Tree
of Life explored with ITR awards
By Steve
Carr
UNM will
collaborate with a number of institutions on two separate Information
Technology Research (ITR) large (more than $5 million)
awards announced by the National Science Foundation recently.
The grants total more than $24 million and are two of only eight
awarded from an initial field of 70 proposals.
This is
the second consecutive year UNM is the lead institution on a
large ITR grant. Last year it was the SEEK project led by Biology
Professor William Michener. UNM joins Carnegie Mellon University,
MIT, Cal-Berkeley, Cal-San Diego and the University of Florida
as one of the six institutions ever to be the lead institution
on more than one large ITR grant in the four-year history of
the program.
UNM leads
on the $11.6 million, 13-institution effort to develop computational
tools to explore evolutionary relationships among all species
of living organisms forming the Tree of Life. Spearheaded
by Project Director Bernard Moret, professor of computer science
in the School of Engineering (SOE), the main collaborative institutions
also include Florida State University, UC Berkeley, UC San Diego
and the University of Texas-Austin.
This
is an ambitious project to assemble an evolutionary Tree of
Life that includes all known plants and animals, said
Terry Yates, UNM Vice Provost for Research. It will provide
a predictive and comparative framework for all fundamental and
applied biology. This will basically provide the infrastructure
to allow us to pursue a variety of projects that benefit society
such as new drug discoveries, identify merging diseases and
predict outbreaks, to discover new life forms, to improve global
agriculture and many other things we couldnt do previously
because we didnt know how these organisms were related.

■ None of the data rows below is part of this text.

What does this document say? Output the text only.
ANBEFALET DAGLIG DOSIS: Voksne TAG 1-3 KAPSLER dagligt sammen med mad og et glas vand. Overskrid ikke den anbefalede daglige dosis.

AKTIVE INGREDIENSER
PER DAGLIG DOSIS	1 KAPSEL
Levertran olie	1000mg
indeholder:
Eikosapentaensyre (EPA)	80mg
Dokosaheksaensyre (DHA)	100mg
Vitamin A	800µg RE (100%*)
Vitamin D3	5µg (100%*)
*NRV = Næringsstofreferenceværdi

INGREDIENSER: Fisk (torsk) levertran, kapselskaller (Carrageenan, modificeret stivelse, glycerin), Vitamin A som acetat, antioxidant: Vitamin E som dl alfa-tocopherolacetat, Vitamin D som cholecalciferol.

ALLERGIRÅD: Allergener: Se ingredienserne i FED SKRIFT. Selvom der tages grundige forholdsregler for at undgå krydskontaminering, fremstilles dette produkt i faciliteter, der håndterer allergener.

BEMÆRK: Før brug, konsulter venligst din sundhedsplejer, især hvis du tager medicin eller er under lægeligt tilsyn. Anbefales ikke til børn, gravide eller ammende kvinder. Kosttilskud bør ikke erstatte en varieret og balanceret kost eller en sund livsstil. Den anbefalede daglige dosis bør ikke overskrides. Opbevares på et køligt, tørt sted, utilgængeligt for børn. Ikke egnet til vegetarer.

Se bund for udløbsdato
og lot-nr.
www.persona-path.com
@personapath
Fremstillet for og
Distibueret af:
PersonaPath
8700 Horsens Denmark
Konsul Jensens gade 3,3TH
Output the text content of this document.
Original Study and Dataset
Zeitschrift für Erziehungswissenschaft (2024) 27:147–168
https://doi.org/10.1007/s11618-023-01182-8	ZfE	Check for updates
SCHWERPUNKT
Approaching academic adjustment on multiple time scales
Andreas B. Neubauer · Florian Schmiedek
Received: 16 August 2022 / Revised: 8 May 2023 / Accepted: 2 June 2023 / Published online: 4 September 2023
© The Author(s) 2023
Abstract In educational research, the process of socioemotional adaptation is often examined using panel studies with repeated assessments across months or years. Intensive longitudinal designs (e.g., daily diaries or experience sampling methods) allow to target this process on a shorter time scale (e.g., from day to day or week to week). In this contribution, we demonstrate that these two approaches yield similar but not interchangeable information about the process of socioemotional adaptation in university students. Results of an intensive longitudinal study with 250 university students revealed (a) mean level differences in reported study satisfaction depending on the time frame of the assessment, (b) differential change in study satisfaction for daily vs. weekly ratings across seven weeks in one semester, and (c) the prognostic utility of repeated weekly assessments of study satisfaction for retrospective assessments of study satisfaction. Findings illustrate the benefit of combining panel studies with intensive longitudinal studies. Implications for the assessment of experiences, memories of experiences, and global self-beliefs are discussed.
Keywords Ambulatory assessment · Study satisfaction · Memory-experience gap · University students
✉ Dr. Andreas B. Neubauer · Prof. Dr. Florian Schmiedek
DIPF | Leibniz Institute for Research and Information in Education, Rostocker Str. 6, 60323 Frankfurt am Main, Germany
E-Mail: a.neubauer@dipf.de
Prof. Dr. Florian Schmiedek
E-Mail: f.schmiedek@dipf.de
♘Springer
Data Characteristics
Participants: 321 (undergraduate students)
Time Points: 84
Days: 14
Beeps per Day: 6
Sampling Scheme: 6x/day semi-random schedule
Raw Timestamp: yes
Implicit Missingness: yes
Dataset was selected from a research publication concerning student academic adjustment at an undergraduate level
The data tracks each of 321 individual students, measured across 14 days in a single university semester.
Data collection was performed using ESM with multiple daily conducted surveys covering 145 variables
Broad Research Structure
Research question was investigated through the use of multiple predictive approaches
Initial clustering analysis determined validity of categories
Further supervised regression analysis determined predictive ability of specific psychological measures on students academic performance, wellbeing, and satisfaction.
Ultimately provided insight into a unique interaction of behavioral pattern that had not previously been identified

Developing a comprehensive understanding of lifes history
will advance all biology and provide enormous benefits to society.
Assembly
of a comprehensive Tree of Life is like putting a man on the
moon in terms of the scope of the project...theres a lot
of computational challenges to handle in the assembly of roughly
1.7 million organisms.
Constructing
the Tree of Life poses one of the most complex biological problems
and represents challenges much greater than sequencing the human
genome.
Almost
two million species of organisms have been discovered and described,
yet it is estimated that tens of millions remain to be discovered.
Some 60 to 70 thousand species have been studied in some detail,
but the resulting data are far from complete, so relatively
little is known about phylogenetic relationships of Earths
species or among the major branches of the Tree.
Reconstructing
the Tree of Life is extremely important we will get a
better picture of how life has evolved on earth, a better understanding
of where we come from as humans, and a sense of where life may
be headed, on a very long time scale, said Moret. Among
the many consequences of obtaining an accurate reconstruction
of the Tree, our understanding of the relationships between
the genetic code and cell functions will expand enormously,
thus accelerating the pace of biomedical discoveries.
The relationships
in the Tree of Life can be determined by comparing DNA sequences,
the encoded blueprint determining the characteristics of each
organism. The relative similarities between DNA sequences among
different organisms allow scientists to predict the relationships
of these organisms to their common ancestors.
Assembly of a comprehensive Tree
of Life is like putting a man on the moon in terms of the
scope of the project...theres a lot of computational
challenges to handle in the assembly of roughly 1.7 million
organisms.
Terry Yates, UNM Vice Provost for Research
The end
result is a map that describes species by their relationships
to their close common ancestors and to their more distant relations,
much like a family tree. The map will depict the evolutionary
relationships of Earths taxonomic diversity including
living and extinct forms over the past 3.5 billion years
of its existence. Developing this map has long been a high priority
for biologists, but doing so requires an extraordinary computational
effort.
The
computational problem is extremely difficult, said David
A. Bader, co-investigator on the project and UNM professor of
computer science. Even with entirely novel solutions methods,
an enormous amount of computational power will be required to
construct the first version of such a tree.
The focus
of the initiative is to establish a national resource to move
the research community closer to realization of the Tree of
Life. This resource will serve as an incubator to promote the
development of new ideas for this enormously challenging computational
task and to create a forum where experimentalists, computational
biologists and computer scientists share data, compare methods
and analyze results, thereby speeding up tool development while
also sustaining current biological research projects.
In
order to assemble a Tree of Life we are going to need two different
things. One is a lot of data on existing species, said
Moret.
We
dont have nearly enough yet. Then, were going to
need computational methods and computational power to take the
data and make sense out of it.
Thus
the goal of our ITR project is to provide the computational
infrastructure including algorithms, software, machines
and databases to support the analysis once more data
have been collected, added Moret.
We
will do analyses all along the way, of course, but a full-scale
attempt at reconstructing the Tree of Life will not take place
for many years yet: just coming up with methods and platforms
to operate at that scale will take us at least five years, not
to mention that collecting enough
data to support the reconstruction will require the efforts
of teams of biologists all over the world for many years.